Noel Janetski, President Director of Mars Symbioscience Indonesia, says cocoa production has the potential to continue making a substantial difference to the economic and social circumstances that face smallholder farmers in Sulawesi and eastern Indonesia generally, but considerable technical intervention and social awareness are needed to overcome the production constraints that have built up.
Mr Janetski says the complexity of the challenge means the only way forward is by working in partnership with others, so a spread of resources and expertise can be leveraged.
“When we start working with ACIAR in developing or adapting technologies, it provides a catalyst for others to start partnering to transfer those technologies and to involve farmers in the decision.

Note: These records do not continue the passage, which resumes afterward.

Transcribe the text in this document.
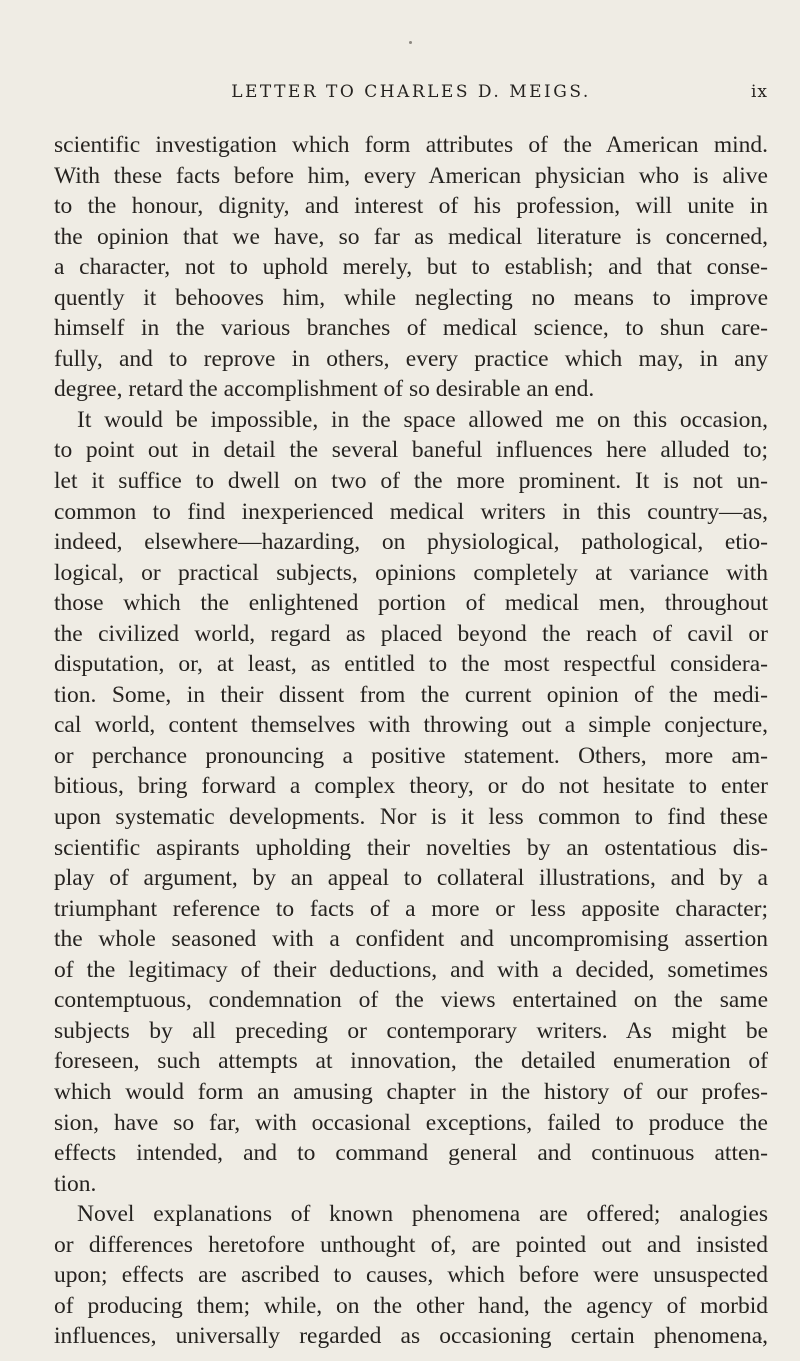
LETTER TO CHARLES D. MEIGS.	ix
scientific investigation which form attributes of the American mind.
With these facts before him, every American physician who is alive
to the honour, dignity, and interest of his profession, will unite in
the opinion that we have, so far as medical literature is concerned,
a character, not to uphold merely, but to establish; and that conse-
quently it behooves him, while neglecting no means to improve
himself in the various branches of medical science, to shun care-
fully, and to reprove in others, every practice which may, in any
degree, retard the accomplishment of so desirable an end.
It would be impossible, in the space allowed me on this occasion,
to point out in detail the several baneful influences here alluded to;
let it suffice to dwell on two of the more prominent. It is not un-
common to find inexperienced medical writers in this country—as,
indeed, elsewhere—hazarding, on physiological, pathological, etio-
logical, or practical subjects, opinions completely at variance with
those which the enlightened portion of medical men, throughout
the civilized world, regard as placed beyond the reach of cavil or
disputation, or, at least, as entitled to the most respectful considera-
tion. Some, in their dissent from the current opinion of the medi-
cal world, content themselves with throwing out a simple conjecture,
or perchance pronouncing a positive statement. Others, more am-
bitious, bring forward a complex theory, or do not hesitate to enter
upon systematic developments. Nor is it less common to find these
scientific aspirants upholding their novelties by an ostentatious dis-
play of argument, by an appeal to collateral illustrations, and by a
triumphant reference to facts of a more or less apposite character;
the whole seasoned with a confident and uncompromising assertion
of the legitimacy of their deductions, and with a decided, sometimes
contemptuous, condemnation of the views entertained on the same
subjects by all preceding or contemporary writers. As might be
foreseen, such attempts at innovation, the detailed enumeration of
which would form an amusing chapter in the history of our profes-
sion, have so far, with occasional exceptions, failed to produce the
effects intended, and to command general and continuous atten-
tion.
Novel explanations of known phenomena are offered; analogies
or differences heretofore unthought of, are pointed out and insisted
upon; effects are ascribed to causes, which before were unsuspected
of producing them; while, on the other hand, the agency of morbid
influences, universally regarded as occasioning certain phenomena,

It is laying down much stronger foundations for sustainable change, for the creation of a new, sustainable farming system.”
Dr Sahardi Mulia, head of BPTP South Sulawesi, the institutional link between research and grower adoption, says the ACIAR–Mars collaboration has been crucial in demonstrating to farmers the connection between improved cultivation and access to higher-value markets.
He says this has given much more impetus to resolving problems, such as the susceptibility of existing trees to cocoa pod borer, vascular-streak dieback (VSD) and pod rot disease. In particular he says the supply of new pest and disease-resistant genotypes and integrated management is reviving farmer confidence in cocoa.
He says knowledge of management practices, such as pruning and fertilising, plus the prospect of new pest and disease-resistant varieties, has shown farmers that, not only can they maintain their production, but improve it.
Cocoa farmer and head of a farmer group in the Luwu Utara district, Mr Pesianus Lesnusa, says the level of collaboration between the Indonesian agencies, Mars and ACIAR has given farmers in his area new confidence in their future.